Deep Learning Chapter 1 Introduction

The many Names and Changing Fortunes of Neural Networks

The earliest predecessors of modern deep learning were simple linear models motivated from a neuroscientific perspective. The first wave of neural networks research was known as cybernetics.

The McCulloch-Pitts Neuron was an early model of brain function. The linear model could recognize two different categories of inputs by testing whether output is positive or negative. The weights needed to be set correctly. In 1950s, the perceptron became the first model that could learn the weights defining the categories given examples of inputs from each category. The adaptive linear element simply returned the value of f(x) itself to predict a real number, and could also learn to predict these numbers from data. The training algorithm used o adapt the weights of the ADADLINE was a special case of an algorithm called stochastic gradient descent.

Models based on the f(x,w) used by the perceptron and ADALINE are called linear models. Linear models have many limitations. They cannot learn the XOR function. Today, neuroscience is regarded as an important source of inspiration for deep learning researchers, but it is no longer the predominant guide for the field.

Neuroscience has given us a reason to hope that a single deep learning algorithm can solve many different tasks.

In the 1980s, the second wave of neural network research emerged in great part via a movement called connectionism or parallel distributed processing. Connectionism arose in the context of cognitive science. The central idea in connectionism is that a large number of simple computational units can achieve intelligent behavior when networked together.

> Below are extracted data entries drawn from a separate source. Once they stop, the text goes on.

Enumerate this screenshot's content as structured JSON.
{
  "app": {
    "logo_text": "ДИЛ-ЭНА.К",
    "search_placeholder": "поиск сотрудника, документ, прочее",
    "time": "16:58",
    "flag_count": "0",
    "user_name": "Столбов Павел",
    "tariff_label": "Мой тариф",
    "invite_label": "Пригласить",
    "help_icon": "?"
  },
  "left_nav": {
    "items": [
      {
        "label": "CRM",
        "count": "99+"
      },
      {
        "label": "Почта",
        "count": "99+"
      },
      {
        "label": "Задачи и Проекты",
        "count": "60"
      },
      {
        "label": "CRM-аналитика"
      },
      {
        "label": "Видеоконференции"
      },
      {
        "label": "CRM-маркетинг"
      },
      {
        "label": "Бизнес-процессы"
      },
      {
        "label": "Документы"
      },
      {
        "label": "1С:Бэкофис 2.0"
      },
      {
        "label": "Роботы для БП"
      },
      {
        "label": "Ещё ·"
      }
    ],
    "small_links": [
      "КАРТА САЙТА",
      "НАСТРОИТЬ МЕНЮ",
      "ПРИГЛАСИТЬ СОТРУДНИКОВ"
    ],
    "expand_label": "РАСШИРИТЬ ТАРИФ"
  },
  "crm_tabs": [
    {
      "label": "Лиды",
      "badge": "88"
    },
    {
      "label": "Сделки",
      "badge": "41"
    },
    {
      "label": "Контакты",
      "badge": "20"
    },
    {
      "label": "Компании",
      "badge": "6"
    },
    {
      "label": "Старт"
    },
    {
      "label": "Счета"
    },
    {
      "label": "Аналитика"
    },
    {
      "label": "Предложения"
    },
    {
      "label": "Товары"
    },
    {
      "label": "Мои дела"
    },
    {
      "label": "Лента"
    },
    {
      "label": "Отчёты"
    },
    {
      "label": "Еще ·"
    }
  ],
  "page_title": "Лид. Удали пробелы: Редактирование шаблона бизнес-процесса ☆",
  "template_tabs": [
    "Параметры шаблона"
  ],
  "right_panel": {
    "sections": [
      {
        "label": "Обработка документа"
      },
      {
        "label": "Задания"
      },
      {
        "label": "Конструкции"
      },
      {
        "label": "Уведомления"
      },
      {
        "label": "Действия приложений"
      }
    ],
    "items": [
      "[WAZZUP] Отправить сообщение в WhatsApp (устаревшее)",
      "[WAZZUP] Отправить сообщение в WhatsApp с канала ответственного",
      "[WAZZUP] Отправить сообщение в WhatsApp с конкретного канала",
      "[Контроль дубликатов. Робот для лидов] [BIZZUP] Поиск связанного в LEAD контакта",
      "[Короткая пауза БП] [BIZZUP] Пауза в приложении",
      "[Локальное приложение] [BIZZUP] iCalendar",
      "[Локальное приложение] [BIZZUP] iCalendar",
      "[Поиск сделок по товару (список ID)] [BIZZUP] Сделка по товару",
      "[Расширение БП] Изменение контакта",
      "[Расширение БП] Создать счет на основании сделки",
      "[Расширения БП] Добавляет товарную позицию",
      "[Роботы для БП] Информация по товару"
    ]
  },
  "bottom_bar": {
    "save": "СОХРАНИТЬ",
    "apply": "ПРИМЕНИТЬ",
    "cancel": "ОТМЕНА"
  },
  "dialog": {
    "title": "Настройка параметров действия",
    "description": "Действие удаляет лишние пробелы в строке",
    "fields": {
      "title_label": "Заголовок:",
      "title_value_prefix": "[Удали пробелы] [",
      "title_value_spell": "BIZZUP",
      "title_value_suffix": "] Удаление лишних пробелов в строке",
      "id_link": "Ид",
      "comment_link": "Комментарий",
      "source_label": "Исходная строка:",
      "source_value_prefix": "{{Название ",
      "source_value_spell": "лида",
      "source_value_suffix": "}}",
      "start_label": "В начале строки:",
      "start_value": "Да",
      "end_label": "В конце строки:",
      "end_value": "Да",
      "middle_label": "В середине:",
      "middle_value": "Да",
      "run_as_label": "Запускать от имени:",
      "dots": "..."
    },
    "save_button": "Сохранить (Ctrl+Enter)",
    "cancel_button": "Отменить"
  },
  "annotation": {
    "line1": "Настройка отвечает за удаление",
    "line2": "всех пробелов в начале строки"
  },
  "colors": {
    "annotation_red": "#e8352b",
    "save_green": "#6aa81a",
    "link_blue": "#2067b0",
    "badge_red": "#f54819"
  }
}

Several key concepts arose during the connectionism movement of the 1980s that remain central to today's deep learning. One of these concepts is that of distributed representation. This is the idea that each input to a system should be represented by many features, and each feature should be involved in the representation of many possible inputs. Another major accomplishment of the connectionist movement was the successful use of back-propagation to train deep neural networks with internal representations and the popularization of the back-propagation algorithm.